LINGUIST List 9.1241

Tue Sep 8 1998

Disc: POS is well-formed or not well-formed?

Editor for this issue: Brett Churchill <brettlinguistlist.org>


Directory

  1. Deborah D K Ruuskanen, Re: 9.1235, Disc: POS is well-formed or not well-formed?
  2. Christopher A. Brewster, Re: 9.1235, Disc: POS is well-formed or not well-formed?

Message 1: Re: 9.1235, Disc: POS is well-formed or not well-formed?

Date: Tue, 8 Sep 1998 09:23:34 +0300 (EET DST)
From: Deborah D K Ruuskanen <druuskancc.helsinki.fi>
Subject: Re: 9.1235, Disc: POS is well-formed or not well-formed?

The comparison of linguistic segmentation with molecular chemistry is
not valid IMO, precisely because the rules for segmentation differ for
different languages. Consider:

	brot - her
	
	broth - er

The first example follows the rules for segmentation used for Finnish,
the second the rules for English - at least for written text. There is
never going to be any agreement on these rules like the agreement for
defining atoms in chemistry, because the symbol/sound systems are so
different. Finnish, BTW, does not leave 'space' between the segments
(words?) so that the post-positions are glued on to the main segment
(head), which is the case in all agglutinative languages. So all we have
left is the statistical distribution based well-formed theory which is
in the textbooks. Unless you all can come up with something better,
which is what I assume this discussion is all about.
Cheers, DKR 
- 
Deborah D. Kela Ruuskanen 
Leankuja 1, FIN-01420 Vantaa 
druuskancc.helsinki.fi 
Mail to author|Respond to list|Read more issues|LINGUIST home page|Top of issue

Message 2: Re: 9.1235, Disc: POS is well-formed or not well-formed?
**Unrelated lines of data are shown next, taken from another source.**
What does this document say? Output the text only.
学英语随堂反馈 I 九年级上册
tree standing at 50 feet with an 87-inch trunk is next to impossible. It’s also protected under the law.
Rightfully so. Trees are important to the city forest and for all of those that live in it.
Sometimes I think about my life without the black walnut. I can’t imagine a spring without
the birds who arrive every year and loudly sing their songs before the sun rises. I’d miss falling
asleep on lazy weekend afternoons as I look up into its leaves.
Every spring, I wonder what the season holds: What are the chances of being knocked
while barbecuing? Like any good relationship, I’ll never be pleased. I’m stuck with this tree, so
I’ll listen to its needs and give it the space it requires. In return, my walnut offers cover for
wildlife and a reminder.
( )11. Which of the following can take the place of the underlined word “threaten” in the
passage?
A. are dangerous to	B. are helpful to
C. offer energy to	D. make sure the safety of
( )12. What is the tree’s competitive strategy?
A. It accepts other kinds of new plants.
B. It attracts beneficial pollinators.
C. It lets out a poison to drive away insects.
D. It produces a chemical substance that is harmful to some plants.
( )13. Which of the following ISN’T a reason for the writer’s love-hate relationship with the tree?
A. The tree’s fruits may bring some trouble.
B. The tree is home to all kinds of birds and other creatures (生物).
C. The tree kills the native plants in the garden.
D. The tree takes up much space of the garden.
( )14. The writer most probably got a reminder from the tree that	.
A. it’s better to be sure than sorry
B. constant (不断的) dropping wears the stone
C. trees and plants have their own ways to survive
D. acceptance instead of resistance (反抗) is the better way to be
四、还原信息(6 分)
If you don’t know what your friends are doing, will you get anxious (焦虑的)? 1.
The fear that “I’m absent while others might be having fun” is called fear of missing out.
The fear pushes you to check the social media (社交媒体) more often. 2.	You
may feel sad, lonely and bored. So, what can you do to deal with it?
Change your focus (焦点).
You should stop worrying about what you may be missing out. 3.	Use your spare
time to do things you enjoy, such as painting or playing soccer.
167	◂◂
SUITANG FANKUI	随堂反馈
Date: Tue, 08 Sep 1998 02:16:20 +0300
From: Christopher A. Brewster <brewsterupatras.gr>
Subject: Re: 9.1235, Disc: POS is well-formed or not well-formed?

There aspects of this discussion which are reminiscent of the post-Bloomfield period
in linguistics where supposedly one could only go strictly bottom up and no
'cheating' was allowed. Everything had to be determined purely on distributional
criteria. In fact, of course, everyone used their common sense indeciding what a
word was, or a morpheme etc.

While there may be theoretically a large number of possible POS systems for a given
language, there are such factors as theoretical elegance, common sense and seeing
what works. We all know that language never has fit our neat theoretical containers
very well, but that is why we search for better theoretical accounts.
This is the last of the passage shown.